The National Weather Service is proud to be participating in NPM.  By doing so, we want to make sure YOU are prepared in case of a disaster (natural or man-made).  If you haven't taken the time to think about how different disasters could effect you, then we challenge you to take the necessary steps to become informed and develop a family plan for such events.  These simple steps could SAVE YOUR LIFE!

Step 1: Learn Your Risks & Responses - Be Informed!

- Emergency Alerts: You can receive important lifesaving alerts no matter where you are - home, school, or work.

- Social Medial: Some weather & safety information can also be relayed through social media. However, please remember that this is NOT an official means of receiving important lifesaving information.

- Natural Disasters: Know which natural disasters can occur in your area and how each could affect you.

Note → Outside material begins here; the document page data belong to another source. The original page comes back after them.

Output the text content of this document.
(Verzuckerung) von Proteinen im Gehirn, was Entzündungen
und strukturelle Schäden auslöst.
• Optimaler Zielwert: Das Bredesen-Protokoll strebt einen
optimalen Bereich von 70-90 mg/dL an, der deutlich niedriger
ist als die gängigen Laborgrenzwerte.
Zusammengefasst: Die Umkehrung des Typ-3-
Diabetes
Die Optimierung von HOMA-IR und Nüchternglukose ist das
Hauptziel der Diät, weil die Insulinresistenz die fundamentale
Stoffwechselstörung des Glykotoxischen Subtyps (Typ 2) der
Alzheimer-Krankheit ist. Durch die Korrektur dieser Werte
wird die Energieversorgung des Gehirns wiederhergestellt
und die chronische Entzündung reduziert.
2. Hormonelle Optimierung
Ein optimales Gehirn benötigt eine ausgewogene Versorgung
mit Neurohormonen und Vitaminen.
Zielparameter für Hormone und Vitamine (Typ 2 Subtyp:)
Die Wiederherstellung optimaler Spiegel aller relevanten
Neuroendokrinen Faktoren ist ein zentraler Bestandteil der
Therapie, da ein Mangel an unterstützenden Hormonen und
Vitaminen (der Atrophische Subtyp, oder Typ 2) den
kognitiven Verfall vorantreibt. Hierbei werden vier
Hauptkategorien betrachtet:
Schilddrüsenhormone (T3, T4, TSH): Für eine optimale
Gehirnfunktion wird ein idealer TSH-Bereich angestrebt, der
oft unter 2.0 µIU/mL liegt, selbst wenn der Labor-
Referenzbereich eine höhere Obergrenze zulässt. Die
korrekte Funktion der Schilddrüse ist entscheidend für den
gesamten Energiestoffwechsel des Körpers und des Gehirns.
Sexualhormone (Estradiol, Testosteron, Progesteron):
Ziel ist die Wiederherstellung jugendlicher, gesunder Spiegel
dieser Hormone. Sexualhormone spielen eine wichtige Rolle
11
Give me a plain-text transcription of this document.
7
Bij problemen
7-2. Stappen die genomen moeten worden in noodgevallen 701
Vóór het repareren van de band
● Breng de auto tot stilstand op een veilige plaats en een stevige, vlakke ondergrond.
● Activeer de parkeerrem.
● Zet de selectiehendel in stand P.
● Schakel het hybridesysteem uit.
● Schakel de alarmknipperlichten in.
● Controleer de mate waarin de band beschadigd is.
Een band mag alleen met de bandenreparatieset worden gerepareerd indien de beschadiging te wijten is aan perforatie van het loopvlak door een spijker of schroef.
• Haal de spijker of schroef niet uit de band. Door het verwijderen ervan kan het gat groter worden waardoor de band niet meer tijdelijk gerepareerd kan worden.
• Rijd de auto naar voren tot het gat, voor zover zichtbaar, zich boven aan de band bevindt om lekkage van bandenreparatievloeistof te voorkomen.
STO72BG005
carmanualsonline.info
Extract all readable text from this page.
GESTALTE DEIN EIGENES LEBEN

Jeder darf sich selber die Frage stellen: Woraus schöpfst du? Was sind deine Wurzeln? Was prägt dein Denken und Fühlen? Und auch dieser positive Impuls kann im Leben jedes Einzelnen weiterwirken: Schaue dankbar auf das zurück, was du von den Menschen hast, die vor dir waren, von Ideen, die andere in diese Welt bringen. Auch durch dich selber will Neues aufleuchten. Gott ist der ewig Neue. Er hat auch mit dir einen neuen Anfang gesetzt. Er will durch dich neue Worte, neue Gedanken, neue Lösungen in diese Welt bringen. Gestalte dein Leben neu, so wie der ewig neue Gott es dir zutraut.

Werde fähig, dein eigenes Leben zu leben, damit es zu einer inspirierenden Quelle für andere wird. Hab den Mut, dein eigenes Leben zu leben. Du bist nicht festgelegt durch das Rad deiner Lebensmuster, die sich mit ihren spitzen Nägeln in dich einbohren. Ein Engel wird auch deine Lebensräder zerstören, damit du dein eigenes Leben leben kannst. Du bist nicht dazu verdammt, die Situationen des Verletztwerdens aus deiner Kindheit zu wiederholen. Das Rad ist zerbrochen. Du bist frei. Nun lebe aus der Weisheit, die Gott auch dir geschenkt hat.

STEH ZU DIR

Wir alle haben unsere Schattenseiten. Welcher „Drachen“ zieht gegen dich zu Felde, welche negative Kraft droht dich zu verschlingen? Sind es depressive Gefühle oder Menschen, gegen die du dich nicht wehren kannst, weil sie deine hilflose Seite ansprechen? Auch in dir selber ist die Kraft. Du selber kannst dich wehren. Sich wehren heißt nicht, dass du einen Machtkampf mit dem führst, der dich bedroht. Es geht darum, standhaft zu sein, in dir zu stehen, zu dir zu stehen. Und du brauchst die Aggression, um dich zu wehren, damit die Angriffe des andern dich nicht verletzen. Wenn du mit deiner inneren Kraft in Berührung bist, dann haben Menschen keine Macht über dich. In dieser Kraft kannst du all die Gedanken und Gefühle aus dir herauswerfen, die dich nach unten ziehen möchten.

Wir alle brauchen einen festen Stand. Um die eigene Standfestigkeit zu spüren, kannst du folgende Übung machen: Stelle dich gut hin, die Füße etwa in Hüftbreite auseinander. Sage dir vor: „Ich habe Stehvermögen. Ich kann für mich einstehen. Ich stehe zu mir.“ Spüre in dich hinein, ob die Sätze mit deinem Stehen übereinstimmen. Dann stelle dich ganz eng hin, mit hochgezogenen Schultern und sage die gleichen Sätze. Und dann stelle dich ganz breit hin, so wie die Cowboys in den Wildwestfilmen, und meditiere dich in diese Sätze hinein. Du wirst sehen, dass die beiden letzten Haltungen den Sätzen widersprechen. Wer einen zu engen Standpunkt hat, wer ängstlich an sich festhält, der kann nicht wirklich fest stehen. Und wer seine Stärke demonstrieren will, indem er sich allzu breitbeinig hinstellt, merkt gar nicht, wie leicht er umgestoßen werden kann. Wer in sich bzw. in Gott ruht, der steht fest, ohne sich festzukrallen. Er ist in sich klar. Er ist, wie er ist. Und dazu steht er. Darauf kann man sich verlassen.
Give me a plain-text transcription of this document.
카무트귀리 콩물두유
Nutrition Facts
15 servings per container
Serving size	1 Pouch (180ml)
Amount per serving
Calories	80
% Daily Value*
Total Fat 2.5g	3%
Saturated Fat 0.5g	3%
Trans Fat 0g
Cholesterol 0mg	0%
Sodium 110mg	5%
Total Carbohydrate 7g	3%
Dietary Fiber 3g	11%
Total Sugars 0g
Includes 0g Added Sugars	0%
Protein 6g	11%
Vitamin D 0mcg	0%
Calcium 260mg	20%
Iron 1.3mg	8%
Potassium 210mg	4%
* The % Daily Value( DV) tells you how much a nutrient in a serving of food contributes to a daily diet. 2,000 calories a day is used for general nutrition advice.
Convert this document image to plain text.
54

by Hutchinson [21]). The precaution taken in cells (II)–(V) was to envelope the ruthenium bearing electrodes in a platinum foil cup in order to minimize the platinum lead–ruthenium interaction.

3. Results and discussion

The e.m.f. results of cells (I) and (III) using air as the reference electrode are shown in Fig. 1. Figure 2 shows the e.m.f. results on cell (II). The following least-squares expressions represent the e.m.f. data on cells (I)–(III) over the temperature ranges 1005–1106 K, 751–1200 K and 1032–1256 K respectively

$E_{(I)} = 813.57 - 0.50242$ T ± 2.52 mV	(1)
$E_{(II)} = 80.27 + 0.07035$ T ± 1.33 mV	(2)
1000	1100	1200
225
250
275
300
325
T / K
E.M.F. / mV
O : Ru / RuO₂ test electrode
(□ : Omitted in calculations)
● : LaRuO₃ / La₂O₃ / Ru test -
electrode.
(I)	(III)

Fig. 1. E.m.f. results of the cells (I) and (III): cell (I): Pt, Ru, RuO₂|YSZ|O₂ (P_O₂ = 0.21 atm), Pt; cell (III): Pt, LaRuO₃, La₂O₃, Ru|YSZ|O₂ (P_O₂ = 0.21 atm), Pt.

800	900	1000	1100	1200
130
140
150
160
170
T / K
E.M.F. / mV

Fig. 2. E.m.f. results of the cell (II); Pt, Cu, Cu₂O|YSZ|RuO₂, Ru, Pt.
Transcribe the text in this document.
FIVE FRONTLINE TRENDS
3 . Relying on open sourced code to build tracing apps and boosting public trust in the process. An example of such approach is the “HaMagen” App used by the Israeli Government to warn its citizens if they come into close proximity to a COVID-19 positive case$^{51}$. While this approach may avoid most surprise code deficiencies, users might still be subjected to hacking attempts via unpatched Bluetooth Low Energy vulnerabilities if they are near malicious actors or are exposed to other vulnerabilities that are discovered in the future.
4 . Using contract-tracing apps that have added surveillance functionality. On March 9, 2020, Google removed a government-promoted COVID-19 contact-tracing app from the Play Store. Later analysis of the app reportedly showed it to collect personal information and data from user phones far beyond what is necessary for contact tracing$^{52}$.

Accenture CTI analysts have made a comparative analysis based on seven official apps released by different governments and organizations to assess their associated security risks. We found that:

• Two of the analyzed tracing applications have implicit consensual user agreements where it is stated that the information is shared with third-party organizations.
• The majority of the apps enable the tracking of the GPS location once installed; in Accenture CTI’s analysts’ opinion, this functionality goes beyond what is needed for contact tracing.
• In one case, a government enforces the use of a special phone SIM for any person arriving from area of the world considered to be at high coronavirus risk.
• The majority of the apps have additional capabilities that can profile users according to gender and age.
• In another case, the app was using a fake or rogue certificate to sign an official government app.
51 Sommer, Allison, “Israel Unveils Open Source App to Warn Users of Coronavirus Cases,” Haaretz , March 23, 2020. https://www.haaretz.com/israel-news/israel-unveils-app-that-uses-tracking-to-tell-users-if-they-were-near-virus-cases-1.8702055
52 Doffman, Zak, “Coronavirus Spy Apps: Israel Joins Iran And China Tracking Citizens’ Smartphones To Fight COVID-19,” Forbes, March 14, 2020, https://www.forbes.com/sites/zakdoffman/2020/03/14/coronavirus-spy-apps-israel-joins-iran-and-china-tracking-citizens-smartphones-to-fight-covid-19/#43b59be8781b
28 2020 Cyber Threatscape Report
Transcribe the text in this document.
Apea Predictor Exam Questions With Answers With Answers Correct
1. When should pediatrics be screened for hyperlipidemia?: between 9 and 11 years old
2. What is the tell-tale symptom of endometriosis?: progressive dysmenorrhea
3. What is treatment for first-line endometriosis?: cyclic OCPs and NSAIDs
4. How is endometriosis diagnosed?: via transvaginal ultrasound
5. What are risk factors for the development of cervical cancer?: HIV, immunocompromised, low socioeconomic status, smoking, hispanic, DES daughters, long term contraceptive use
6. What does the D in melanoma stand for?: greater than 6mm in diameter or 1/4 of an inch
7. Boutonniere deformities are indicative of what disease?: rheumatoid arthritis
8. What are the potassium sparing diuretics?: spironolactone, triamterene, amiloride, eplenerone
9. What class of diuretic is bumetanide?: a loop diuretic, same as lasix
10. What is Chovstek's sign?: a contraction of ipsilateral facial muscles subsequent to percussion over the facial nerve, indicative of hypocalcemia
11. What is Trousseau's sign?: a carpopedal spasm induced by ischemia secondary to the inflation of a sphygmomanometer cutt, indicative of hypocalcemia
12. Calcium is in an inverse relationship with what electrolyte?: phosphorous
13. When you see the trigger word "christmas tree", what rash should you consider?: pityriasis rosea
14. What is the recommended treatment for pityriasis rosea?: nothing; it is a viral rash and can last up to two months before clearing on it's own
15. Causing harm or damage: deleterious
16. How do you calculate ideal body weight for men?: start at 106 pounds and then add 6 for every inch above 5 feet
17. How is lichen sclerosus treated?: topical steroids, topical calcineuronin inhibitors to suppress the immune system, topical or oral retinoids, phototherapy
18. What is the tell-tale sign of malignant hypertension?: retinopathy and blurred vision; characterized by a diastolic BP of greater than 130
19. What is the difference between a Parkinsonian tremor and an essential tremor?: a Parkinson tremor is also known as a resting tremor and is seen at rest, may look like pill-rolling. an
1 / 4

- Other Hazards: Remember to plan for things such as pandemics, terrorist attacks, etc.

 

Step 2: Make a Plan!

It is important to make a family emergency plan that can be put into action as soon as disaster strikes.  Make sure to include plans for children, seniors, disabled, and don't forget pets!

 

Step 3: Build a Supply Kit!

A supply kit is a must when planning for potential disasters. You need to make sure you and your family have the necessary food and supplies to sustain you until the power returns or help arrives.  It is also important to keep the kit maintained by keeping food/water fresh and supplies working properly.  It is typically best to store the kit, along with any pet supplies, in a closet or the basement.

 
Step 4: Get Involved!

Find opportunities to support community preparedness. There are many ways to get involved before disaster strikes.  So, ask yourself, "How can I help?"